Publicado em 23 de maio de 2023 às 21h01.

Última atualização em 23 de maio de 2023 às 21h04.

Após o relator do marco fiscal, deputado Cláudio Cajado (PP-BA), confirmar que a matéria será votada nesta terça-feira, 23, em plenário, às 20 horas, o presidente da Câmara, Arthur Lira (PP-AL), ponderou que é preciso esperar o texto para avaliar se haverá votação. Lira disse que houve entendimento entre os líderes para que o projeto de lei complementar seja votado hoje.

"A última orientação é que os líderes estavam preferindo votar hoje para resolver ainda alguns detalhes, uma reunião com a bancada do DF (Distrito Federal) para esclarecer que ninguém está contra o DF nem muito menos estamos extinguindo fundo algum", afirmou aos jornalistas. "Vamos esperar o texto primeiro para ver se a gente vota."
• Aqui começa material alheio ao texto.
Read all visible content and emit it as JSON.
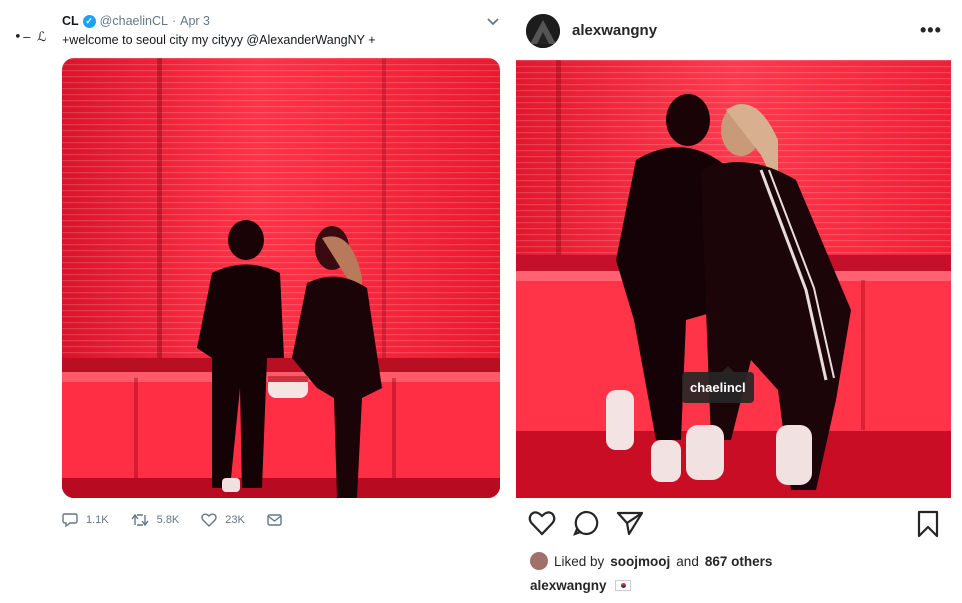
{
  "twitter": {
    "display_name": "CL",
    "handle": "@chaelinCL",
    "separator": "·",
    "date": "Apr 3",
    "text": "+welcome to seoul city my cityyy @AlexanderWangNY +",
    "avatar_text": "•‒ ℒ",
    "actions": {
      "replies": "1.1K",
      "retweets": "5.8K",
      "likes": "23K"
    },
    "icons": [
      "verified-badge-icon",
      "chevron-down-icon",
      "reply-icon",
      "retweet-icon",
      "heart-icon",
      "message-icon"
    ]
  },
  "instagram": {
    "username": "alexwangny",
    "more": "•••",
    "photo_tag": "chaelincl",
    "likes": {
      "prefix": "Liked by",
      "user": "soojmooj",
      "middle": "and",
      "others": "867 others"
    },
    "caption_user": "alexwangny",
    "icons": [
      "heart-icon",
      "comment-icon",
      "share-icon",
      "bookmark-icon",
      "tagged-user-icon",
      "korea-flag-icon"
    ]
  },
  "colors": {
    "photo_red": "#ff2438",
    "photo_dark_red": "#c8102a",
    "twitter_blue": "#1da1f2",
    "twitter_gray": "#657786",
    "instagram_text": "#262626"
  }
}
Insatisfação com alterações

Lira disse que a maior crítica foi em relação ao estabelecimento do piso de 2,5% acima da inflação para o limite das despesas, ao comentar sobre alterações no substitutivo apresentado por Cajado.

"No primeiro ano, vai ficar um misto do texto original que o governo mandou com uma alteração pedida também para a economia em cima de uma possibilidade de arrecadação. Se o governo arrecadar mais do que o previsto, ele teria, na mesma regra, de poder gastar até 70% limitado a 2,5% que é o teto. A principal mudança, além de outras de ajuste de texto, que não alteram muito o texto original do deputado Cajado", afirmou Lira.

Mais cedo, Cajado disse que vai elaborar um novo texto para desfazer o "ruído" de que o substitutivo abria brecha para ampliar as despesas em cerca de R$ 80 bilhões adicionais nos próximos dois anos, como calculou o mercado financeiro. O relator disse que, pelo texto, será usado 70% do crescimento da receita entre 2023 e 2024, limitado ao piso de 2,5% acima da inflação, conforme diz a regra original.